With ink on Regents Exams still wet Chancellor Klein announced 70% graduation rates in the 2007 small high school graduating cohort. The New York Times reported on the press conference pointing out the lower percentage of English Language Learners (aka ESL) and Special Education students in the graduating classes.
With cohorts of less than a hundred students, substantial grants from the Gates Foundation and “coaching/mentoring” from the intermediary organizations that the support the schools (i.e., New Visions for Public Schools, the Urban Assembly, International Partnership Foundation, etc.) one would hope that the schools are doing well. Whether these gains can be sustained when the grants and the intermediary organizations are no longer connected to the schools is the key question.

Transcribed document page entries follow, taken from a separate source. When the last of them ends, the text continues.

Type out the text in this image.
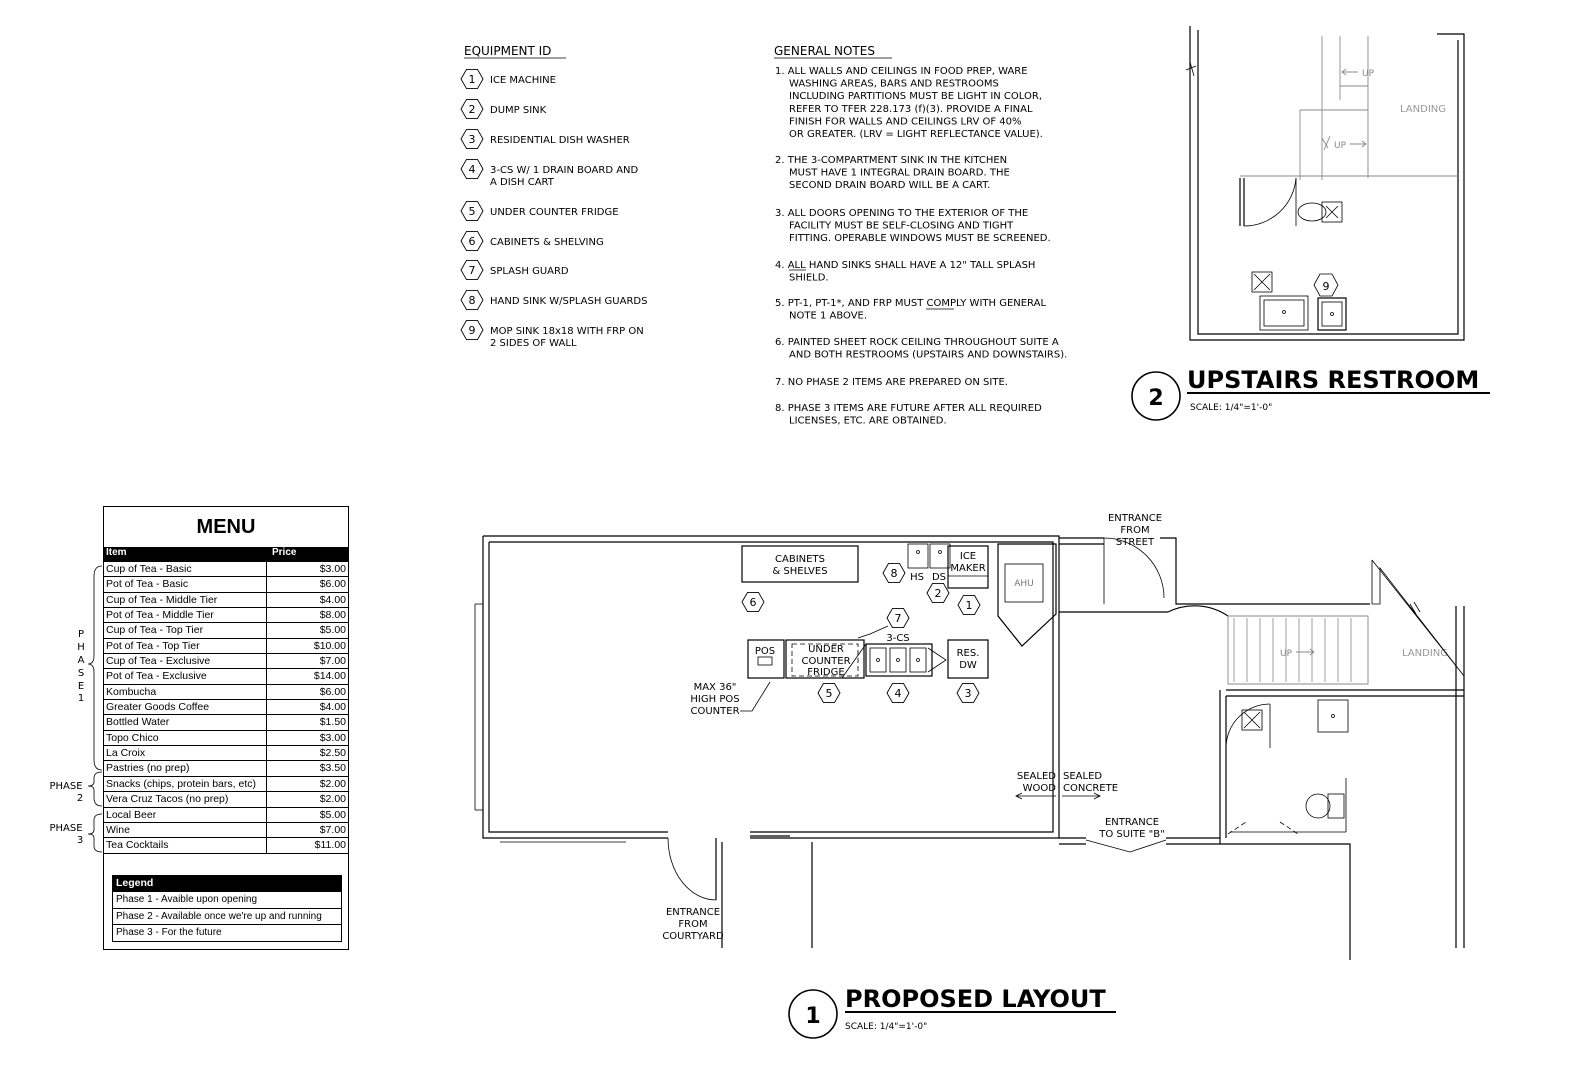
EQUIPMENT ID
1 ICE MACHINE
2 DUMP SINK
3 RESIDENTIAL DISH WASHER
4 3-CS W/ 1 DRAIN BOARD AND
A DISH CART
5 UNDER COUNTER FRIDGE
6 CABINETS & SHELVING
7 SPLASH GUARD
8 HAND SINK W/SPLASH GUARDS
9 MOP SINK 18x18 WITH FRP ON
2 SIDES OF WALL
GENERAL NOTES
1. ALL WALLS AND CEILINGS IN FOOD PREP, WARE
WASHING AREAS, BARS AND RESTROOMS
INCLUDING PARTITIONS MUST BE LIGHT IN COLOR,
REFER TO TFER 228.173 (f)(3). PROVIDE A FINAL
FINISH FOR WALLS AND CEILINGS LRV OF 40%
OR GREATER. (LRV = LIGHT REFLECTANCE VALUE).
2. THE 3-COMPARTMENT SINK IN THE KITCHEN
MUST HAVE 1 INTEGRAL DRAIN BOARD. THE
SECOND DRAIN BOARD WILL BE A CART.
3. ALL DOORS OPENING TO THE EXTERIOR OF THE
FACILITY MUST BE SELF-CLOSING AND TIGHT
FITTING. OPERABLE WINDOWS MUST BE SCREENED.
4. ALL HAND SINKS SHALL HAVE A 12" TALL SPLASH
SHIELD.
5. PT-1, PT-1*, AND FRP MUST COMPLY WITH GENERAL
NOTE 1 ABOVE.
6. PAINTED SHEET ROCK CEILING THROUGHOUT SUITE A
AND BOTH RESTROOMS (UPSTAIRS AND DOWNSTAIRS).
7. NO PHASE 2 ITEMS ARE PREPARED ON SITE.
8. PHASE 3 ITEMS ARE FUTURE AFTER ALL REQUIRED
LICENSES, ETC. ARE OBTAINED.
UP
UP
LANDING
9
2
UPSTAIRS RESTROOM
SCALE: 1/4"=1'-0"
UP	LANDING
CABINETS
& SHELVES
HS DS
ICE
MAKER
AHU
POS	UNDER
COUNTER
FRIDGE
3-CS
RES.
DW
8
2
1
6
7
5	4	3
MAX 36"
HIGH POS
COUNTER
ENTRANCE
FROM
STREET
ENTRANCE
FROM
COURTYARD
ENTRANCE
TO SUITE "B"
SEALED
WOOD
SEALED
CONCRETE
1
PROPOSED LAYOUT
SCALE: 1/4"=1'-0"
P
H
A
S
E
1
PHASE
2
PHASE
3
MENU
Item	Price
Cup of Tea - Basic	$3.00
Pot of Tea - Basic	$6.00
Cup of Tea - Middle Tier	$4.00
Pot of Tea - Middle Tier	$8.00
Cup of Tea - Top Tier	$5.00
Pot of Tea - Top Tier	$10.00
Cup of Tea - Exclusive	$7.00
Pot of Tea - Exclusive	$14.00
Kombucha	$6.00
Greater Goods Coffee	$4.00
Bottled Water	$1.50
Topo Chico	$3.00
La Croix	$2.50
Pastries (no prep)	$3.50
Snacks (chips, protein bars, etc)	$2.00
Vera Cruz Tacos (no prep)	$2.00
Local Beer	$5.00
Wine	$7.00
Tea Cocktails	$11.00
Legend
Phase 1 - Avaible upon opening
Phase 2 - Available once we're up and running
Phase 3 - For the future
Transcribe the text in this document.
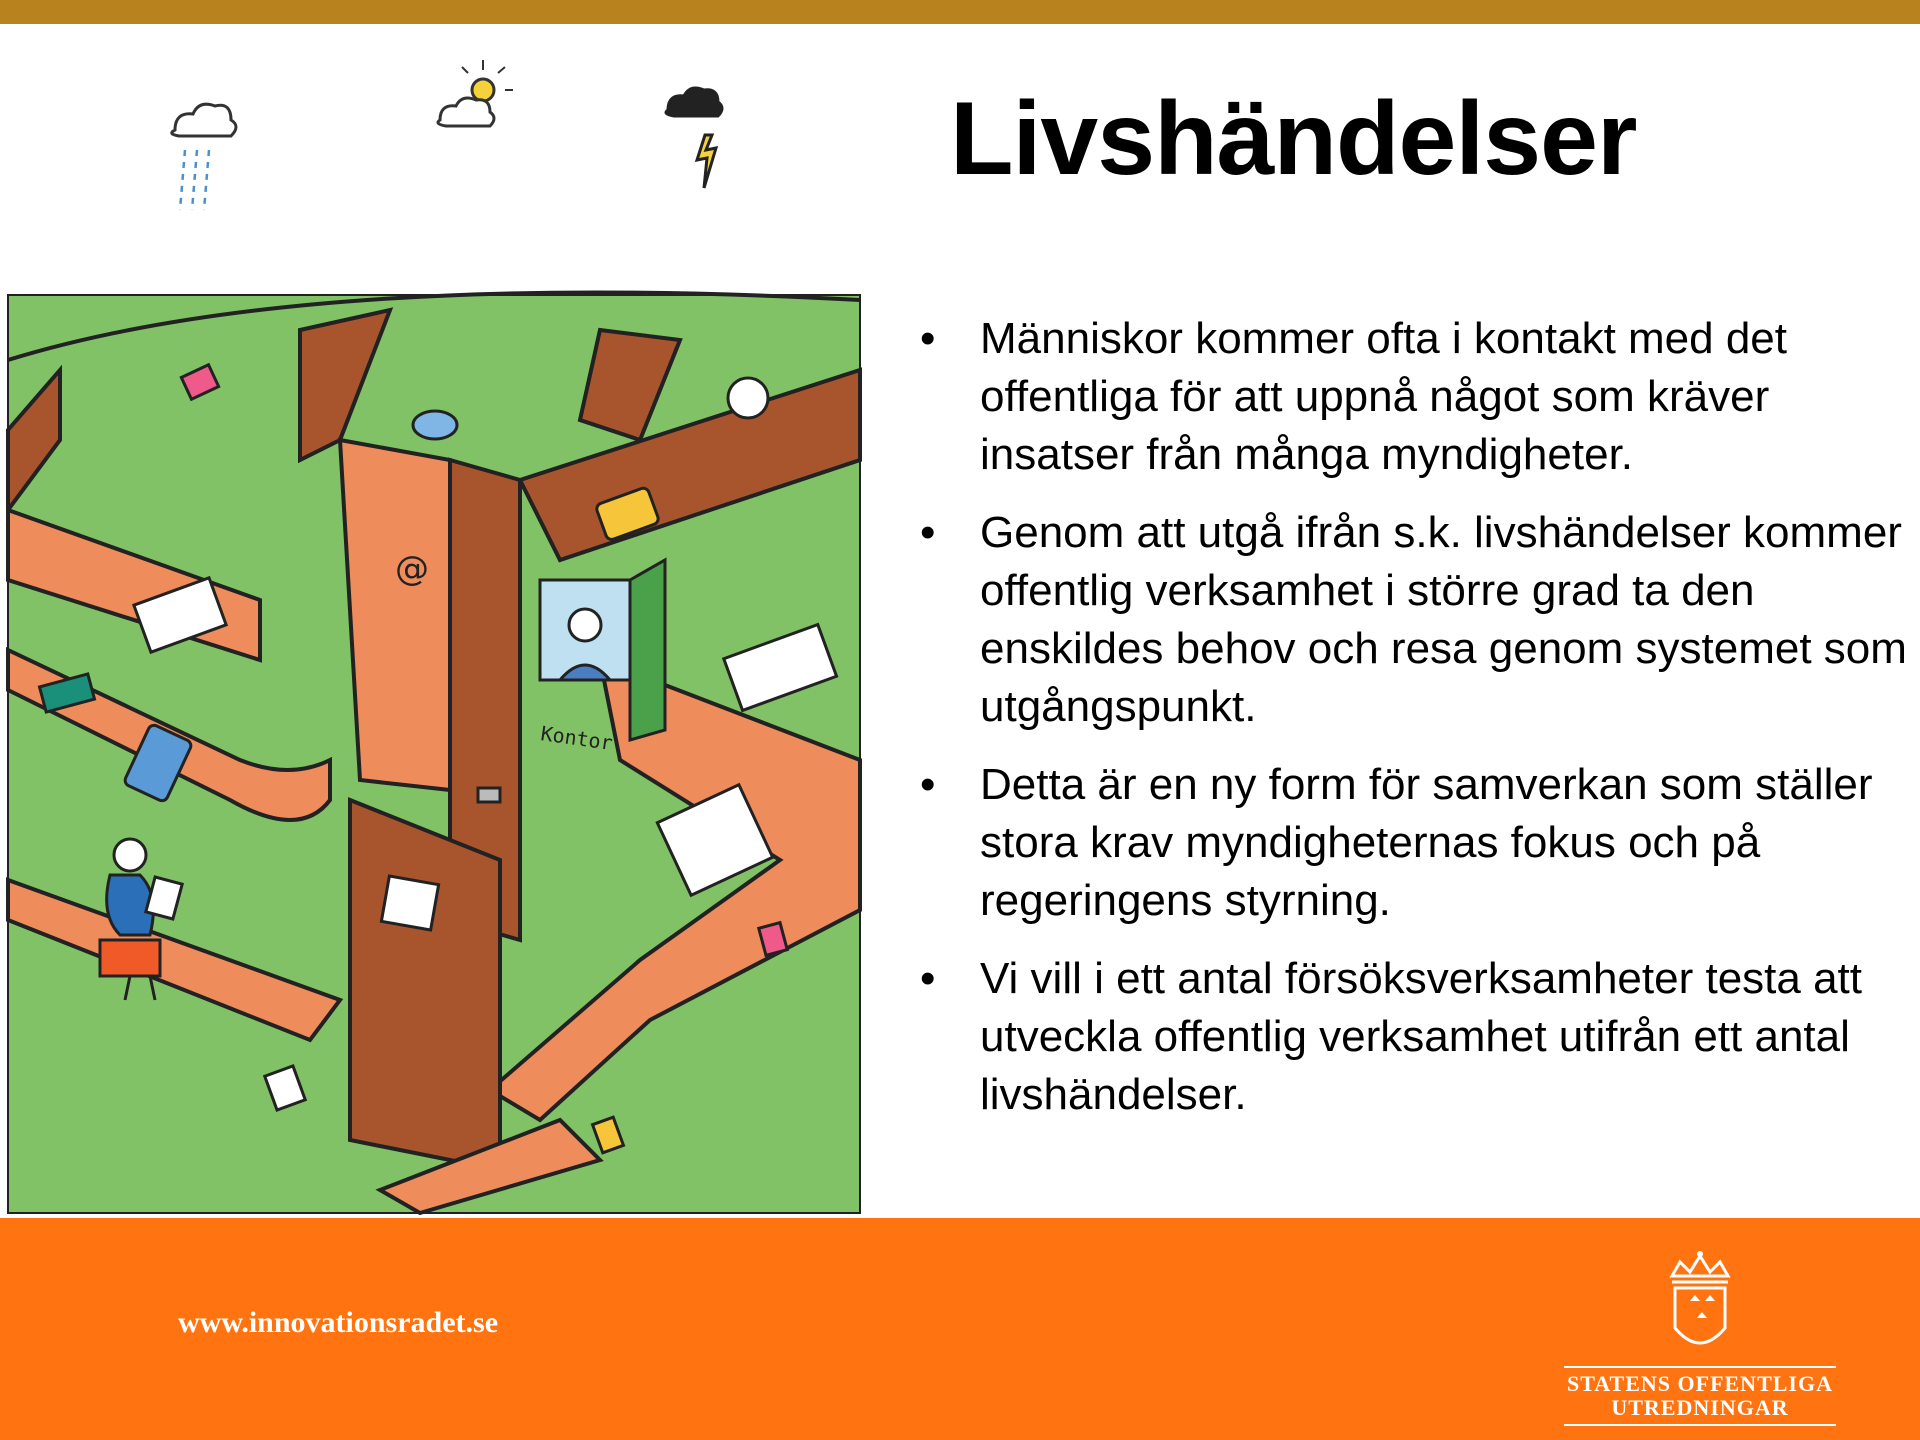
Kontor
@
Livshändelser
• Människor kommer ofta i kontakt med det offentliga för att uppnå något som kräver insatser från många myndigheter.
• Genom att utgå ifrån s.k. livshändelser kommer offentlig verksamhet i större grad ta den enskildes behov och resa genom systemet som utgångspunkt.
• Detta är en ny form för samverkan som ställer stora krav myndigheternas fokus och på regeringens styrning.
• Vi vill i ett antal försöksverksamheter testa att utveckla offentlig verksamhet utifrån ett antal livshändelser.
www.innovationsradet.se
STATENS OFFENTLIGA
UTREDNINGAR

Unfortunately in his rush to herald success the Department is encouraging practices that require close scrutiny.
One of these practices is called “credit recovery.”
Let’s say a kid passes the first two unit tests and fails the next three tests, rather than failing the student the teacher gives the student an “incomplete.” In the summer the student takes a “unique” course: he completes a project that incorporates the three topics that he failed. The project is deemed satisfactory and the “incomplete” is changed to a passing grade.
This may be a totally satisfactory way to complete a course, and it may not. The School Progress Report “grades” schools on a metric – a key is credit accumulation – and the school “grade” is directly tied to the principal’s rating. In Empowerment the Network Leader is “graded” by the principal …
Is it possible that principals are “crossing the line”?
Is someone overseeing “unique” courses? Is “credit recovery” a valid process to make up failed material or a way to grant credits that student didn’t earn?
Unfortunately, I fear the DOE policy is “don’t ask, don’t tell.”